On Aug 10, 2009, at 7:27 PM, Kai-Martin Knaak wrote:

> On Sun, 09 Aug 2009 17:57:37 -0600, John Doty wrote:
>
>>> This is not conversion, but a work flow partially in geda,  
>>> partially in
>>> some other suite. As nice as it is,
>>
>> Name another tool that can do this as easily and flexibly as gEDA.
>
> emacs

Well, you can compose your netlists in emacs if you want. I'll keep  
using gnetlist ;-)

>
>>
>> If we take gEDA's strengths for granted, we will lose them.
>
> Its hard to stay on topic, is it?

Understand that this is precisely the topic to me. I don't believe,  
Kai-Martin, that you appreciate what a powerful tool Ales has given us.

>
>>> it does not make the switch to and
>>> from geda any easier. The missing feature is the ability to  
>>> import and
>>> export symbols, schematics, footprints and layouts to and from other
>>> suites.
>>
>> So we need even greater flexibility. Less hard-wired, fewer  
>> barriers to
>> arbitrary transformations.
>
> No, we need import and export mechanisms that work. Right now,  
> there is
> none. Lack of features is the opposite of flexibility.

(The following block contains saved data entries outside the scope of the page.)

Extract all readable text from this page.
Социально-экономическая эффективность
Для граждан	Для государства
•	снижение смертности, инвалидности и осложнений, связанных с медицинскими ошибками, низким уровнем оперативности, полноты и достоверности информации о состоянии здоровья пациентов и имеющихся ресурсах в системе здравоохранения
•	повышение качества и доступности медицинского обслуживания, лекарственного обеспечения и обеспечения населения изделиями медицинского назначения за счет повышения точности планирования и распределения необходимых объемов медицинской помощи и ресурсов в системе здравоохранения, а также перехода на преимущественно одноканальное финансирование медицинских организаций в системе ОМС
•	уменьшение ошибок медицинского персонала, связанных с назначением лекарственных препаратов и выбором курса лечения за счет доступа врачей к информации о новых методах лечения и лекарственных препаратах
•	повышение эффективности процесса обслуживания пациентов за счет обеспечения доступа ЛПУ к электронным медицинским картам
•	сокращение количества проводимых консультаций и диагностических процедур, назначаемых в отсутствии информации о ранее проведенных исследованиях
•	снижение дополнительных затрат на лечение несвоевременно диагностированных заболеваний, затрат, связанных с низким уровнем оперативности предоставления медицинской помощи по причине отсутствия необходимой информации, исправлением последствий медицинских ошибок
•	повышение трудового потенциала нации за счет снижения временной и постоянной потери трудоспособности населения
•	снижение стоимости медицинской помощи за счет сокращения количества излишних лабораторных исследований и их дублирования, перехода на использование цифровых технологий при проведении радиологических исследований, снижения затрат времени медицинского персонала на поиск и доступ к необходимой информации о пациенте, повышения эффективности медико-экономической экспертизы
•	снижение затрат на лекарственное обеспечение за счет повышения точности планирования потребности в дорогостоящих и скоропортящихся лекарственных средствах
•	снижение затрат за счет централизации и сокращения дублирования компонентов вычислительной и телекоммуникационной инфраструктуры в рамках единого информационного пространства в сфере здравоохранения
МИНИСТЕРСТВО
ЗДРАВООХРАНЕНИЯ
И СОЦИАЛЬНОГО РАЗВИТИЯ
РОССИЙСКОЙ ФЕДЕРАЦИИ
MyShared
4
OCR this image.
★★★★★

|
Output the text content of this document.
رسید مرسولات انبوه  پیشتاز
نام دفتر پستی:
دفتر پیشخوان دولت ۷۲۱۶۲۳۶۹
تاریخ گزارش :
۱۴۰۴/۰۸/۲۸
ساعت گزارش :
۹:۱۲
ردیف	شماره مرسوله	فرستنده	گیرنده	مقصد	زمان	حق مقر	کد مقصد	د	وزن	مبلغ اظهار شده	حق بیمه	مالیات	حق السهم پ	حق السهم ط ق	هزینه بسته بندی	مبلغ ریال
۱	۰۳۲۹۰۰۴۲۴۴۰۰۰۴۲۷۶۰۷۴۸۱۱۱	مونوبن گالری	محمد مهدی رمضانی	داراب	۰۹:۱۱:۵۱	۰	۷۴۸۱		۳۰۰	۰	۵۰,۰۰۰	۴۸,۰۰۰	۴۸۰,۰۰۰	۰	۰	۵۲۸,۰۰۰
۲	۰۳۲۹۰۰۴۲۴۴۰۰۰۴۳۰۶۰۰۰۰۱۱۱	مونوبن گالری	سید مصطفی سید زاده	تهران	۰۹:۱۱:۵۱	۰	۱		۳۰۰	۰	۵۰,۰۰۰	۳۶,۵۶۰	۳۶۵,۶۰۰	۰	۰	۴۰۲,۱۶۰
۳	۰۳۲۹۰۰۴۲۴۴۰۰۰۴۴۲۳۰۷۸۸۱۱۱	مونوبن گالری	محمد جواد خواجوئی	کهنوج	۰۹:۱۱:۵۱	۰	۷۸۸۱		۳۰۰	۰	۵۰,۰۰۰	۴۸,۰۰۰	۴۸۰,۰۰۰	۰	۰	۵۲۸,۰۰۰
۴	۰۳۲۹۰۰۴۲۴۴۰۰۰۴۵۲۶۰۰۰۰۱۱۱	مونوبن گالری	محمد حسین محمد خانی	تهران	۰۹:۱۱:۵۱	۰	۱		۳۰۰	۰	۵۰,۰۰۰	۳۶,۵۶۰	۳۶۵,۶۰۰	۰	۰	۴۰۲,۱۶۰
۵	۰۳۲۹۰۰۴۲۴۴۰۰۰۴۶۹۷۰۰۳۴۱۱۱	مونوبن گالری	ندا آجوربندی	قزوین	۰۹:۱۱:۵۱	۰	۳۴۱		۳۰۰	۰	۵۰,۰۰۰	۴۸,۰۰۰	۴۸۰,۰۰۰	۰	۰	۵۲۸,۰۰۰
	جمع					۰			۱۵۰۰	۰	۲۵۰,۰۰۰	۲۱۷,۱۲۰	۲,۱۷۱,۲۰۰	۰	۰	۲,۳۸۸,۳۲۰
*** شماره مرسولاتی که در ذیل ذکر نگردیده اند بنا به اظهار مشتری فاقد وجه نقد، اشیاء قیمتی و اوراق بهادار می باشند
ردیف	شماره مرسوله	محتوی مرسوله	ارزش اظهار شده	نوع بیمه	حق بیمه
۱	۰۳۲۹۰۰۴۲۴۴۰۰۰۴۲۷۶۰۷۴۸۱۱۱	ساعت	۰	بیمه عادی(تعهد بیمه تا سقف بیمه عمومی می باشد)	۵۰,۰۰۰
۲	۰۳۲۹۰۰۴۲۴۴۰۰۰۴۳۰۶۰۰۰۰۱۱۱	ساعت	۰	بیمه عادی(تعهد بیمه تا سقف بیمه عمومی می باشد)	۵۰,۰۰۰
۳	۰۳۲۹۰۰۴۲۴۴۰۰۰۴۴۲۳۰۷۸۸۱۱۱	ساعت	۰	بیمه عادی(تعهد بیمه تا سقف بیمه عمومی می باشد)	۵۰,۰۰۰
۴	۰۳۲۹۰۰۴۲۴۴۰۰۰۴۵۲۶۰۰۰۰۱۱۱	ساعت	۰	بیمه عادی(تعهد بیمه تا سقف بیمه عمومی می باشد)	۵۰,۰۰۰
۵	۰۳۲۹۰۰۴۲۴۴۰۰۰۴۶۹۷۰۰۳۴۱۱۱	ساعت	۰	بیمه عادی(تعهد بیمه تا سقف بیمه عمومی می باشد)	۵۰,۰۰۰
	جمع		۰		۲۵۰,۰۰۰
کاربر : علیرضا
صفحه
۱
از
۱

Wrong. Ever use the language PL/I? Loaded with every feature the best  
computer scientists IBM could find asked for. Touted as the universal  
language. Displaced by the much simpler C language (to the extent  
that a universal language makes sense). I'm an old PL/I programmer  
(learned it 40 years ago, yikes). Believe me, C is much more flexible  
and easy to use. All those features just got in the way.

Ever use the Viewlogic EDA suite? I have. gEDA is very similar, but  
has many fewer features. Hurray! Again, that makes gEDA more flexible  
and easier to use, especially if your needs are a bit eccentric. And  
in the Viewlogic case, lots of features led to lots of bugs.

>

In the case of export, the basic problem is that the features are in  
the wrong place. The gnetlist front end provides hard wired features  
that instead belong in the convenience functions in gnetlist.scm. If  
the front end stuck to parsing files on request from the back end and/ 
or the convenience functions, the back end could see all of the data  
if it needed, and transformations to formats other than flat netlists  
and BOM's would be possible.

Import is a different problem. Parsing a complex input format is  
trickier than outputting it, especially when it's undocumented.  
There's probably no general framework that makes sense here: it'll  
require separate tools. In a sense, it's like those gnetlist back  
ends: the tools will mainly be written by those who want to do the  
importing. But it's an order of magnitude harder. My old Viewlogic  
schematics aren't relevant enough to today's jobs to make it  
worthwhile for me to tackle this.

John Doty              Noqsi Aerospace, Ltd.